Spurred on by this modernizing fever, Barcelona absorbed all the new tendencies from the European continent, among which we can highlight those belonging to the field of food. Thus, trends that began first in the field of clothing were introduced later in the field of taste and caused the city to change its way of eating and drinking. The prosperous members of Barcelona’s society abandoned their traditional dishes for the lure of foreign delicacies, cooked in luxury restaurants occupying the main artery of the restaurant area: La Rambla. The many acquisitions of Gallic origin which were offered at the tables of the most renowned elite establishments −Au Lyon d'Or, the Maison Dorée, the Suís or the Martin, among others− were reflected in the theatre, as contemporary playwrights reflected all these developments and introduced them into their texts.
The analysis of dramatic literature from the perspective of culinary arts – according to surviving gastronomic literature − opens the door to a new approach to theatre studies, as the kitchen is a multifaceted art, involving fields as diverse as history, sociology, politics and anthropology. Therefore, through a triangle with modernity, cooking and theatre as its vertices we can see the evolution of the flavour of a city that changed its face through progress to become the modern metropolis of the turn of the century.
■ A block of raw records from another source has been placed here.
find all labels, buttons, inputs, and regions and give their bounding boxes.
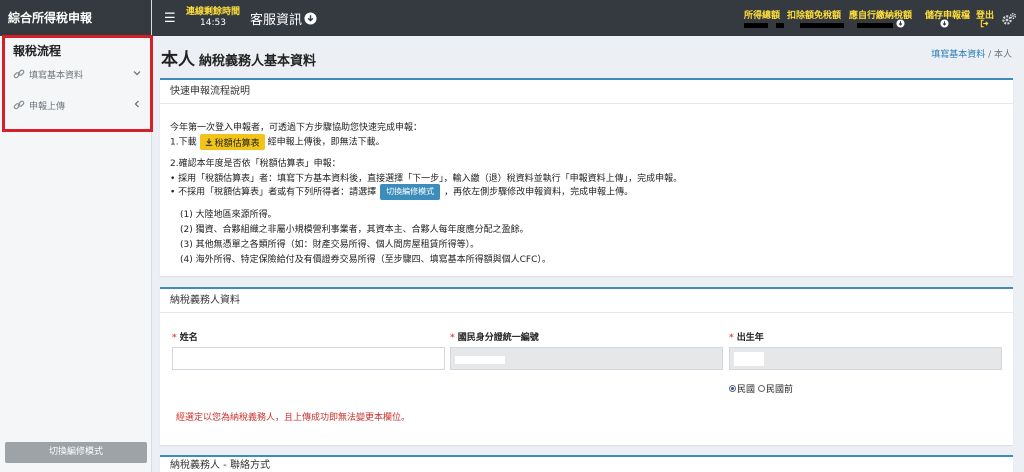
flow-title: 報稅流程 <box>13 44 62 58</box>
page-title: 本人 納稅義務人基本資料 <box>161 45 316 70</box>
era-radio-before-minguo[interactable] <box>758 385 766 392</box>
download-circle-icon[interactable] <box>940 19 949 28</box>
filing-flow-panel: 報稅流程 填寫基本資料 申報上傳 <box>2 35 153 132</box>
id-label-text: 國民身分證統一編號 <box>457 333 539 343</box>
download-circle-icon <box>304 12 317 25</box>
guide-bullet-not-adopt: • 不採用「稅額估算表」者或有下列所得者：請選擇 切換編修模式 ，再依左側步驟修改申… <box>170 184 633 200</box>
sidebar-item-label: 申報上傳 <box>29 101 66 112</box>
service-label: 客服資訊 <box>250 13 303 28</box>
contact-card: 納稅義務人 - 聯絡方式 <box>160 455 1013 472</box>
logout-icon[interactable] <box>980 19 989 28</box>
redacted-value <box>744 23 768 28</box>
sidebar-item-upload[interactable]: 申報上傳 <box>13 98 150 112</box>
nav-total-income[interactable]: 所得總額 <box>744 8 780 21</box>
card-header: 納稅義務人 - 聯絡方式 <box>170 460 270 471</box>
guide-item: (1) 大陸地區來源所得。 <box>180 210 277 220</box>
download-estimate-button[interactable]: 稅額估算表 <box>199 134 265 150</box>
sidebar-item-basic-info[interactable]: 填寫基本資料 <box>13 67 150 81</box>
guide-step2: 2.確認本年度是否依「稅額估算表」申報： <box>170 159 341 169</box>
session-timer: 連線剩餘時間 14:53 <box>186 7 240 29</box>
settings-gear-icon[interactable] <box>1001 11 1017 27</box>
nav-deductions[interactable]: 扣除額免稅額 <box>787 8 841 21</box>
taxpayer-warning: 經選定以您為納稅義務人，且上傳成功即無法變更本欄位。 <box>176 413 411 423</box>
sidebar-item-label: 填寫基本資料 <box>29 70 84 81</box>
chevron-down-icon <box>133 71 141 76</box>
masked-value <box>455 356 505 364</box>
breadcrumb-link-basic-info[interactable]: 填寫基本資料 <box>931 50 985 60</box>
page-subtitle: 納稅義務人基本資料 <box>199 54 317 69</box>
masked-value <box>734 352 764 366</box>
era-radio-group: 民國 民國前 <box>729 382 793 395</box>
link-icon <box>13 100 25 110</box>
redacted-value <box>857 23 893 28</box>
app-brand: 綜合所得稅申報 <box>0 0 151 36</box>
breadcrumb-current: 本人 <box>993 50 1012 60</box>
breadcrumb: 填寫基本資料 / 本人 <box>931 47 1012 60</box>
era-radio-minguo[interactable] <box>729 385 736 392</box>
birth-year-label-text: 出生年 <box>736 333 764 343</box>
top-navbar: ☰ 連線剩餘時間 14:53 客服資訊 所得總額 扣除額免稅額 應自行繳納稅額 … <box>152 0 1024 36</box>
download-circle-icon[interactable] <box>896 19 905 28</box>
switch-edit-mode-button[interactable]: 切換編修模式 <box>5 442 147 463</box>
name-label-text: 姓名 <box>179 333 198 343</box>
switch-edit-mode-inline-button[interactable]: 切換編修模式 <box>380 184 441 200</box>
redacted-value <box>800 23 844 28</box>
bullet2-suffix: ，再依左側步驟修改申報資料，完成申報上傳。 <box>444 187 634 198</box>
redacted-value <box>776 23 784 28</box>
birth-year-field <box>729 347 1002 370</box>
guide-item: (3) 其他無憑單之各類所得（如：財產交易所得、個人間房屋租賃所得等）。 <box>180 240 480 250</box>
guide-intro: 今年第一次登入申報者，可透過下方步驟協助您快速完成申報： <box>170 123 423 133</box>
guide-step1: 1.下載 稅額估算表 經申報上傳後，即無法下載。 <box>170 134 385 150</box>
birth-year-label: * 出生年 <box>729 333 764 343</box>
era-option-label: 民國前 <box>766 385 794 395</box>
download-icon <box>205 138 212 146</box>
link-icon <box>13 69 25 79</box>
customer-service-link[interactable]: 客服資訊 <box>250 9 317 28</box>
timer-label: 連線剩餘時間 <box>186 7 241 17</box>
sidebar: 綜合所得稅申報 報稅流程 填寫基本資料 申報上傳 切換編修模式 <box>0 0 153 472</box>
guide-bullet-adopt: • 採用「稅額估算表」者：填寫下方基本資料後，直接選擇「下一步」，輸入繳（退）稅… <box>170 174 683 184</box>
timer-value: 14:53 <box>200 18 226 28</box>
step1-suffix: 經申報上傳後，即無法下載。 <box>267 137 385 148</box>
step1-prefix: 1.下載 <box>170 137 197 148</box>
menu-toggle-icon[interactable]: ☰ <box>164 11 176 26</box>
era-option-label: 民國 <box>737 385 756 395</box>
id-label: * 國民身分證統一編號 <box>450 333 539 343</box>
download-button-label: 稅額估算表 <box>214 138 260 149</box>
guide-item: (4) 海外所得、特定保險給付及有價證券交易所得（至步驟四、填寫基本所得額與個人… <box>180 255 551 265</box>
name-input[interactable] <box>172 347 445 370</box>
quick-guide-card: 快速申報流程說明 今年第一次登入申報者，可透過下方步驟協助您快速完成申報： 1.… <box>160 78 1013 276</box>
page-title-main: 本人 <box>161 50 195 70</box>
name-label: * 姓名 <box>172 333 198 343</box>
bullet2-prefix: • 不採用「稅額估算表」者或有下列所得者：請選擇 <box>170 187 377 198</box>
taxpayer-info-card: 納稅義務人資料 * 姓名 * 國民身分證統一編號 * 出生年 民國 民國前 經選定以您… <box>160 287 1013 445</box>
card-header: 快速申報流程說明 <box>160 80 1013 104</box>
chevron-left-icon <box>134 100 139 108</box>
guide-item: (2) 獨資、合夥組織之非屬小規模營利事業者，其資本主、合夥人每年度應分配之盈餘… <box>180 225 529 235</box>
card-header: 納稅義務人資料 <box>160 289 1013 313</box>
The new Barcelona, where the bourgeoisie and artisans lived, along with workers and marginalized individuals who inhabited the underworld and surroundings, banished the "fondes de sisos",* built hotels and restaurants of the highest order, adopted foreign delicacies and deified cooks on behalf of the new trends and fashions. However, this change in eating habits was reserved for the upper classes, since all those who belonged to the popular classes had to be content with the eternal pickles, salted fish, stews or "Saturday meat pots": the wages of hunger gave no truce.
Among the playwrights who understood all these changes and who left their testimony of it, the figure of Santiago Rusiñol shines above the rest. Through the quartet that forms the core of his work, without forgetting some of his most representative titles, the author shows us the representation of reality beyond the Barcelona stage: L'Escudellòmetro (1905), which showed the gastronomic limitations that the most disadvantaged were doomed to; La “merienda” fraternal (1907), a satire against Alejandro Lerroux, the populist leader who organized "democratic lunches" as he filled his belly with gourmet delicacies; El triomf de la carn (1912), which warned of the precepts of vegetarianism and finally, Souper-Tango (1918), which denounced the vices of a Barcelona in thrall to the allies and addicted to the concert cafés.
Thanks to cooking, an everyday microcosm which is inseparable from the great theatre that is the world, we can show the evolution of a city over thirty years, from 1888 to 1919, a city which eagerly received all the culinary innovations from Europe and overseas with open arms, to become a flagship of the cosmopolitan world.
*Translator’s note: Cheap, fixed price eateries for the poor.
References
“Cuina, teatre i modernitat. Barcelona, 1888-1919”, PhD thesis by Eva Saumell i Olivella, supervised by Francesc Foguet i Boreu and read at the Department of Catalan.